Der angebliche Messerangriff hat nicht stattgefunden. Die Münchner Polizei bestätigte das nach direkter Anfrage — und kein einziges überregionales Medium berichtete über den Vorfall. Was sich verbreitete, war ein konstruiertes Narrativ, das auf eine bekannte Vorlage zurückgreift: der behördlich vertushte Angriff.
Die Behauptung
Im Oktober 2023 kursierte in deutschen Telegram-Gruppen und auf Twitter/X ein Bericht über einen schweren Messerangriff in der Münchner U-Bahn. Die Posts behaupteten, mehrere Personen seien verletzt worden, die Polizei halte die Information absichtlich zurück, und die Medien schwiegen auf Anweisung der Behörden. Konkrete Ortsangaben (Linie U3, Haltestelle Sendlinger Tor) sollten Glaubwürdigkeit erzeugen.
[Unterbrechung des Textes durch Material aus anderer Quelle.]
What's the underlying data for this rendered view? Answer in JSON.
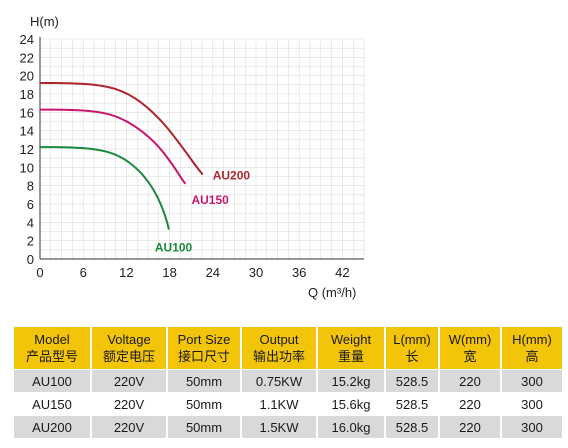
{
  "chart_data": {
    "type": "line",
    "ylabel": "H(m)",
    "xlabel": "Q (m³/h)",
    "xlim": [
      0,
      45
    ],
    "ylim": [
      0,
      24
    ],
    "xticks": [
      "0",
      "6",
      "12",
      "18",
      "24",
      "30",
      "36",
      "42"
    ],
    "yticks": [
      "0",
      "2",
      "4",
      "6",
      "8",
      "10",
      "12",
      "14",
      "16",
      "18",
      "20",
      "22",
      "24"
    ],
    "grid": true,
    "series": [
      {
        "name": "AU200",
        "color": "#b0262c",
        "points": [
          [
            0,
            19.2
          ],
          [
            4,
            19.2
          ],
          [
            8,
            19.0
          ],
          [
            11,
            18.5
          ],
          [
            14,
            17.2
          ],
          [
            17,
            15.0
          ],
          [
            19.5,
            12.5
          ],
          [
            21.5,
            10.3
          ],
          [
            22.6,
            9.2
          ]
        ]
      },
      {
        "name": "AU150",
        "color": "#c8176e",
        "points": [
          [
            0,
            16.3
          ],
          [
            4,
            16.3
          ],
          [
            8,
            16.1
          ],
          [
            11,
            15.5
          ],
          [
            14,
            14.1
          ],
          [
            16.5,
            12.3
          ],
          [
            18.5,
            10.2
          ],
          [
            19.8,
            8.6
          ],
          [
            20.2,
            8.2
          ]
        ]
      },
      {
        "name": "AU100",
        "color": "#1a8a3c",
        "points": [
          [
            0,
            12.2
          ],
          [
            4,
            12.2
          ],
          [
            8,
            12.0
          ],
          [
            11,
            11.3
          ],
          [
            13.5,
            9.9
          ],
          [
            15.5,
            8.0
          ],
          [
            16.8,
            6.0
          ],
          [
            17.6,
            4.2
          ],
          [
            17.9,
            3.2
          ]
        ]
      }
    ]
  },
  "table": {
    "headers": [
      [
        "Model",
        "产品型号"
      ],
      [
        "Voltage",
        "额定电压"
      ],
      [
        "Port Size",
        "接口尺寸"
      ],
      [
        "Output",
        "输出功率"
      ],
      [
        "Weight",
        "重量"
      ],
      [
        "L(mm)",
        "长"
      ],
      [
        "W(mm)",
        "宽"
      ],
      [
        "H(mm)",
        "高"
      ]
    ],
    "rows": [
      [
        "AU100",
        "220V",
        "50mm",
        "0.75KW",
        "15.2kg",
        "528.5",
        "220",
        "300"
      ],
      [
        "AU150",
        "220V",
        "50mm",
        "1.1KW",
        "15.6kg",
        "528.5",
        "220",
        "300"
      ],
      [
        "AU200",
        "220V",
        "50mm",
        "1.5KW",
        "16.0kg",
        "528.5",
        "220",
        "300"
      ]
    ]
  }
}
Wie sich die Meldung verbreitete
Die Meldung erschien zuerst in einem Telegram-Kanal mit rund 45.000 Abonnenten, der regelmäßig migrations- und sicherheitskritische Inhalte verbreitet. Innerhalb von vier Stunden wurde der Beitrag über 1.200 Mal weitergeleitet — größtenteils in ähnlich ausgerichtete Gruppen und Kanäle. Auf Twitter/X griffen mehrere Accounts mit je 10.000 bis 80.000 Followern die Meldung auf, teils ergänzt um Screenshots angeblicher Augenzeugenberichte.
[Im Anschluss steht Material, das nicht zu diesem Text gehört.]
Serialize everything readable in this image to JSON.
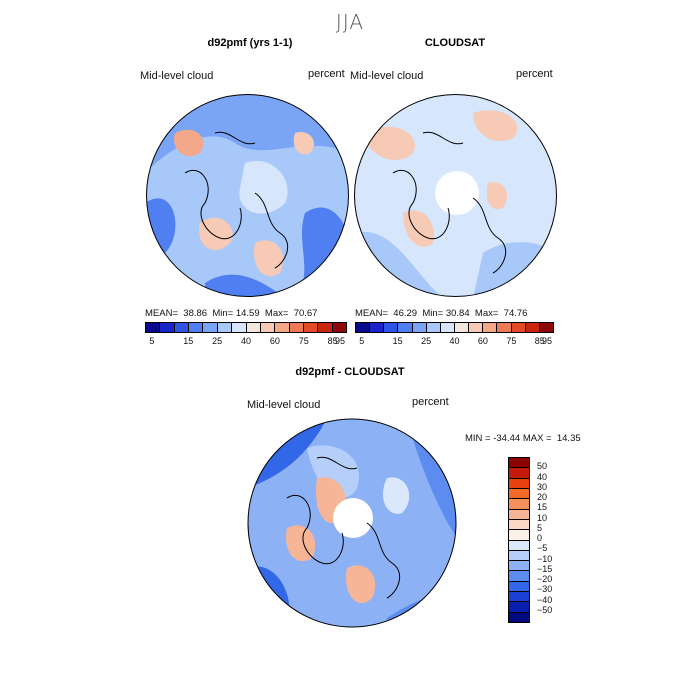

Das Correctiv-Recherchezentrum dokumentierte die Verbreitung und stellte fest, dass keiner der zitierten “Augenzeugen” identifizierbar war. Der Bayerische Rundfunk (BR) kontaktierte das Polizeipräsidium München direkt — und erhielt eine klare Auskunft: Es hatte weder am genannten Tag noch in der genannten Woche einen Messereinsatz in der U-Bahn gegeben, der dem beschriebenen Vorfall entspräche.
Was stimmt
Das Polizeipräsidium München veröffentlicht Einsatzmeldungen regelmäßig und transparent auf seiner Website. Messerangriffe mit Verletzten werden — wie alle schweren Körperverletzungsdelikte — grundsätzlich in die Einsatzmeldungen aufgenommen. Für den behaupteten Vorfall existiert keine entsprechende Meldung im polizeilichen Presseportal.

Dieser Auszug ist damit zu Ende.